DevOps requires a mindset shift when working with Kubernetes clusters and Cloud Native deployments. Here, we highlight how to integrate CI/CD and GitOps into a comprehensive software delivery automation process, focusing on binary artifacts for reliable change management. Here's a detailed summary of how the CGDevX Open Source Platform Engineering Reference Implementation can help.

  • Introduction to the Quick Start Kit:  We showcase the Cloud Native Quick Start Kit, emphasizing its role in simplifying the management of Kubernetes clusters. The kit provides a unified approach to software delivery, integrating CI/CD and GitOps.
  • Repository Setup and Inspection: Initially, we create two repositories: one for application code and another for application infrastructure code, automatically populated with necessary templates and configuration files. We then clone these repositories to inspect their contents.
  • Application Repo Workflow: In the application repository, we explore Argo workflow definitions for the CI pipeline, including stages for building, publishing, and deploying the application. We also discuss GitHub action definitions and the Helm chart template that includes configurations for deployment and secrets management.
  • GitOps Repository Management: We navigate to the main GitOps repository, which manages our platform infrastructure and workload registry. This includes setting up different values files for staging and production environments and configuring paths for secret management.
  • Infrastructure and Secrets Configuration: In the application infrastructure GitOps repo, we utilize Terraform for provisioning and reference AWS resources like Vault. We make and commit changes to add environment-specific secrets and use Atlantis for pull request automation to manage these changes.
  • Secrets Management with Vault: We create new secrets in Vault as per the application GitOps repo's defined path. These changes, once reviewed, are applied using Atlantis, which then automatically merges and closes the pull request.

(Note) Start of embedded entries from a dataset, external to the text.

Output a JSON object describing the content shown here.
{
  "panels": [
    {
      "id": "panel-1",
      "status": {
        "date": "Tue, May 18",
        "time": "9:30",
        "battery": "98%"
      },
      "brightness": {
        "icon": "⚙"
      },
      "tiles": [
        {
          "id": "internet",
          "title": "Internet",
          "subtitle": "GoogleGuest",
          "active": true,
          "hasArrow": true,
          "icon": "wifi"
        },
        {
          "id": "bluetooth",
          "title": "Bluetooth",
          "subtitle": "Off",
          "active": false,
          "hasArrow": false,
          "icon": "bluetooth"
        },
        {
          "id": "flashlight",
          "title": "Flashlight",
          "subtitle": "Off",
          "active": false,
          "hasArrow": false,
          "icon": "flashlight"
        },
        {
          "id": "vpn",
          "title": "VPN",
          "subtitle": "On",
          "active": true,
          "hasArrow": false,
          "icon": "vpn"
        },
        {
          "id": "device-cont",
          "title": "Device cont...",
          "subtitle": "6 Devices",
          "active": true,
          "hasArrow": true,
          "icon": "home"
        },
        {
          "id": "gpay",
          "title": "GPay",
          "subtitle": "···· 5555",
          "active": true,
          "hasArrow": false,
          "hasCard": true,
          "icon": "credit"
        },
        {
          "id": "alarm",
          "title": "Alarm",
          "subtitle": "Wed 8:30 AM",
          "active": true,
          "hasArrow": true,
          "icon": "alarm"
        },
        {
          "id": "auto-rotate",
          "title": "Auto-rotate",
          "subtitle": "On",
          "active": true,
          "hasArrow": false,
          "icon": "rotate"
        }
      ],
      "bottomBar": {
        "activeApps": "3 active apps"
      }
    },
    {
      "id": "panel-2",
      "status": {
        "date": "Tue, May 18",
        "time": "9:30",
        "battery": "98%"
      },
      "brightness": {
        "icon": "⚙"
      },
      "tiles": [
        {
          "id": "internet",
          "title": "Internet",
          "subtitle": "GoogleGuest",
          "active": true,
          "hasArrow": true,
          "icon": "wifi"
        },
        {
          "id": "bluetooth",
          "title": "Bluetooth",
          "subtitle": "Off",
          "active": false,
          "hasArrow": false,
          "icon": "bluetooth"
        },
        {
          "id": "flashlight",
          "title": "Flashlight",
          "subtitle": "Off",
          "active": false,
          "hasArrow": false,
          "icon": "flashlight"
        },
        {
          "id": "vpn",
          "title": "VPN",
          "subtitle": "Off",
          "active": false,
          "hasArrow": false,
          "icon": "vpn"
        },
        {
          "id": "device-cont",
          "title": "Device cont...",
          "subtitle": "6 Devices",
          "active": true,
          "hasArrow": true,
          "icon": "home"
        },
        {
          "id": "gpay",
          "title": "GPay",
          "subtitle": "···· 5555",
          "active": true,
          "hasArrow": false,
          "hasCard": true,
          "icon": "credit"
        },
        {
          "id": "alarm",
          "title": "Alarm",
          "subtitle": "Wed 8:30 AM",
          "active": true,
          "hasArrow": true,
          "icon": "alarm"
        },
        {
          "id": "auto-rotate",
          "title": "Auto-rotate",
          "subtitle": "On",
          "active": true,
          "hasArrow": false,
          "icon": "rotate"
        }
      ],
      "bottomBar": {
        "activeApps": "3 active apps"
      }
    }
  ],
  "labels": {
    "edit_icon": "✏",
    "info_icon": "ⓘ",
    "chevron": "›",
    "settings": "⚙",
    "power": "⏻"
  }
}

  • Application Definition and Deployment: We define the application using a demo app that demonstrates the Quick Start Kit's capabilities. The app reads secrets from environment variables and is deployed through our development delivery pipeline, triggering the Argo workflow.
  • Global Registry and Environment-Specific Deployments: In our platform GitOps repository, we add new workloads like our demo app to a global registry. We then manage the application's deployment across development, staging, and production environments, noting the use of environment-specific secrets and the automatic updating of application versions.

What this approach gives you is a robust and flexible pattern for delivering application changes efficiently using well-organized GitOps delivery pipelines. By reducing uncertainties and minimizing errors, this method enhances the software delivery process. On the one hand,  it facilitates quicker and more reliable deployment of software to users and customers; on the other hand, It helps all participants in DevOps work streams get a clearer, more complete view of what is working well, and where improvements are within reach.